GABRIELI, ANDREA


Meaning of GABRIELI, ANDREA in English

born c. 1510, 20, Venice died , late 1586, Venice also called Andrea Di Cannaregio, Cannareggio, or Canareggio Italian Renaissance composer and organist, known for his madrigals and his large-scale choral and instrumental music for public ceremonies. His finest work was composed for the acoustic resources of the Cathedral of St. Mark in Venice. He was the uncle of Giovanni Gabrieli. He was born in the Canareggio quarter of Venice, but nothing is known about Andrea Gabrieli until 1536, when he became a singer at St. Mark's Cathedral and a pupil of its music director, the great Franco-Flemish composer Adriaan Willaert.
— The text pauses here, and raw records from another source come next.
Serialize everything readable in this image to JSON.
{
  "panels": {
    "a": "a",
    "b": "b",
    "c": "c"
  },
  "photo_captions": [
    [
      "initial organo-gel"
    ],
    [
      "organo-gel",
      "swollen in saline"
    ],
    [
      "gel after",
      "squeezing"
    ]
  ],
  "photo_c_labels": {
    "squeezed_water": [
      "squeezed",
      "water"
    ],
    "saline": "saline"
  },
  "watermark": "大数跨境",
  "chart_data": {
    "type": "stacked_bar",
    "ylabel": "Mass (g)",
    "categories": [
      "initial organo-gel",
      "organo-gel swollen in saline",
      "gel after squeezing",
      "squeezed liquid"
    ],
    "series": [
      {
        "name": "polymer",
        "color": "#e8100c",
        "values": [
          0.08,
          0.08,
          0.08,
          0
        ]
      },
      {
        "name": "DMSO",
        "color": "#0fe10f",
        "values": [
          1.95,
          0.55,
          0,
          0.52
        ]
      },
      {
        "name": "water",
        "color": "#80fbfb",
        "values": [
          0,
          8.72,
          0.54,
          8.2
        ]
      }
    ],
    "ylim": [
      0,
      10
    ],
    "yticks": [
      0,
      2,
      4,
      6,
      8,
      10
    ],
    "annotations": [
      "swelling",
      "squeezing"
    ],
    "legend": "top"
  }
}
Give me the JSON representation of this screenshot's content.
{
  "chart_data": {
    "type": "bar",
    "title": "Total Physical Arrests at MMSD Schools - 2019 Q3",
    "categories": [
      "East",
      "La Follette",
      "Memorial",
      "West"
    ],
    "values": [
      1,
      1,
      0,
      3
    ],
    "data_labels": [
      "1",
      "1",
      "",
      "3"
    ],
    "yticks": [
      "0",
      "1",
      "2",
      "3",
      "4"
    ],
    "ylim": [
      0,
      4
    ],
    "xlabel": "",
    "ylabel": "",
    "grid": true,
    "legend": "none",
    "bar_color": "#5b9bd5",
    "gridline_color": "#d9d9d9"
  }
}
From Willaert he learned the art of writing polyphonic motets and in particular that of composing for separated choirs placed in different parts of the church with consequent stereophonic effect. It is possible that Andrea was a singer at Verona cathedral around 1550. In 1558 he became organist at the church of S. Geremia in Venice but soon left for an extended period of foreign travel. He served in the Bavarian court chapel at Munich under another great Franco-Fleming, Orlando di Lasso, then visited the court of Graz in Austria, and finally was patronized by the noble Fugger family in Augsburg. In 1564 he returned to Venice to become second organist at St. Mark's, where he remained until 1584, when he succeeded the virtuoso performer Claudio Merulo as first organista position he held until his death in 1586. Despite his profession, not much of his output in these years was organ music; there were several volumes of madrigals, socially enjoyable settings of Italian poetry to be sung at private houses or cultural academies, where musical life flourished. And there was the large-scale choral and instrumental music for ceremonies of church and state, for which Andrea is best-known today. His motets and masses exploit the tonal variety possible when instruments are added to a choir. Some of these works were published posthumously in 1587: one of the finest is the Magnificat for three choirs and orchestra, doubtless intended to be performed in St. Mark's. Major Works: Madrigals for three to six voices in various collections; masses in six parts, Primus liber missarum (1572); Magnificat for three choirs; motets; various ricercari and canzoni.